Reynolds stars as Jerry, a good-natured man working in a bathtub factory. He also has some particularly severe schizophrenia. His cat and dog (also voiced by Reynolds) often talk to him, giving him both good and bad advice. After a date with his office crush goes wrong in the bloodiest of ways, his hallucinations become more intense, and Mr. Whiskers becomes more insistent that he continue killing people as a way of life.
The main reason to see the film is Ryan Reynolds as Jerry. He plays it a lot like Norman Bates from Psycho; he seems reasonable and pleasant enough, but you can tell there’s something very wrong with him when he interacts with other people. There are some parts of the film I was tempted to skip because his performance was so uncomfortably convincing. After a while, it’s not even distracting that he’s an unbelievably attractive young man in a working-class job surrounded by people neither as young nor handsome as he is.

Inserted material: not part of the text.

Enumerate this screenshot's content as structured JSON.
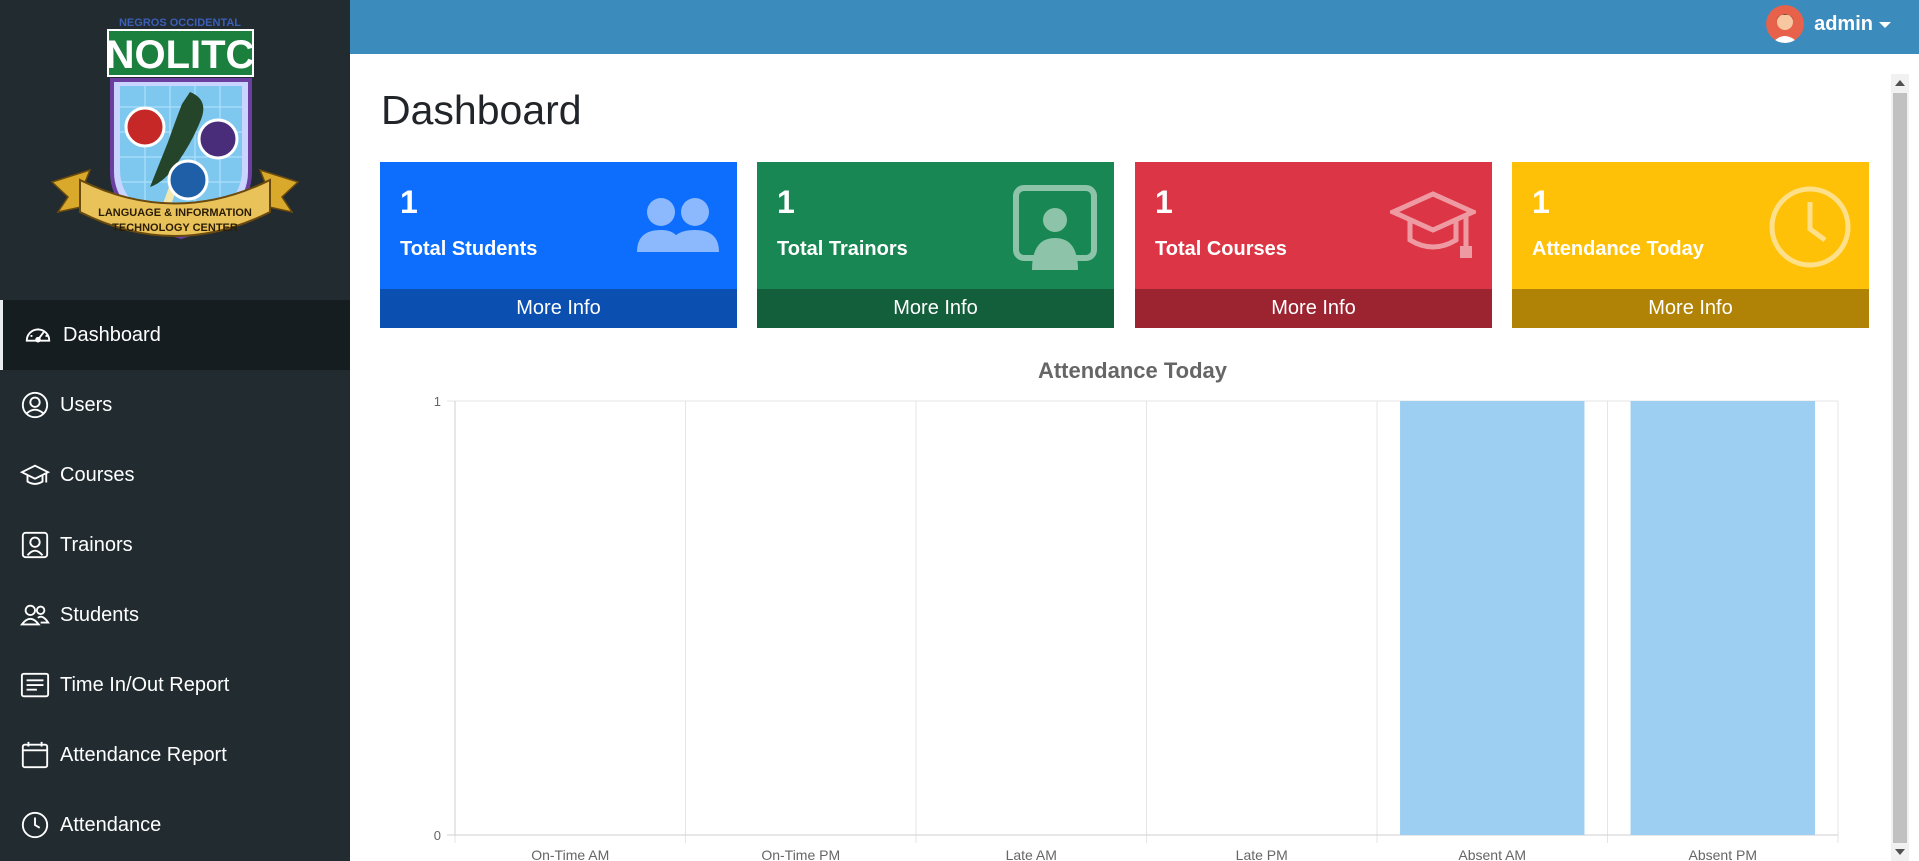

His voice work as Mr. Whiskers and Bosco (the cat and dog respectively) is a bit more hit and miss. The problem isn’t so much with the delivery as it is with the voices. While Bosco has the exact voice you would expect a big dog to have, Mr. Whiskers has a Scottish accent which Reynolds delivers with only marginal success. I don’t know why they decided to go with that accent, but somebody somewhere should’ve reconsidered.
While the marketing for this film presents it as a dark comedy, it’s more of a tragedy presented from the viewpoint of a very disturbed man. In place of jokes, we explore Jerry’s psychological torment and his dark past which, thankfully, is very interesting. I’m not a psychologist by any stretch, but what The Voices seems to be trying to do is provide an accurate portrayal of schizophrenia. Jerry is socially and emotionally disconnected from what’s going on around him. He has intense hallucinations and often forms an emotional attachment at the slightest show of kindness. This gives people unhampered the psychological condition a glimpse into what it’s like to live with this condition. It also shows why certain individuals might not want to be rid of it.
While the technical aspects are nothing eye-catching, they do help significantly in the storytelling. Color is probably the film’s one strong storytelling element. When Jerry is working, the colors and lighting are bright and cheerful since it’s the only place he feels at peace. In Jerry’s apartment, he’s engulfed in warm light and shadow, reflecting the battle for his mind between Bosco and Mr. Whiskers. When he takes his medication and sees the real, disgusting state of his home, everything is cloaked in darkness and sickly colors. The next day, back in the bubble of his deranged mind, everything is bright, sunny and clean. When talking with his therapist, the scene is lit in grey, showing Jerry’s discomfort and his loose, undesired connection to reality.
With an engrossing performance from Reynolds and an incredible emotional execution, The Voices makes an enthralling Halloween treat. This is a more straight-faced, dramatic entry to the serial-killer genre. The Voices stands out by diving into the psyche of the serial killer himself. Give this one the attention it deserves.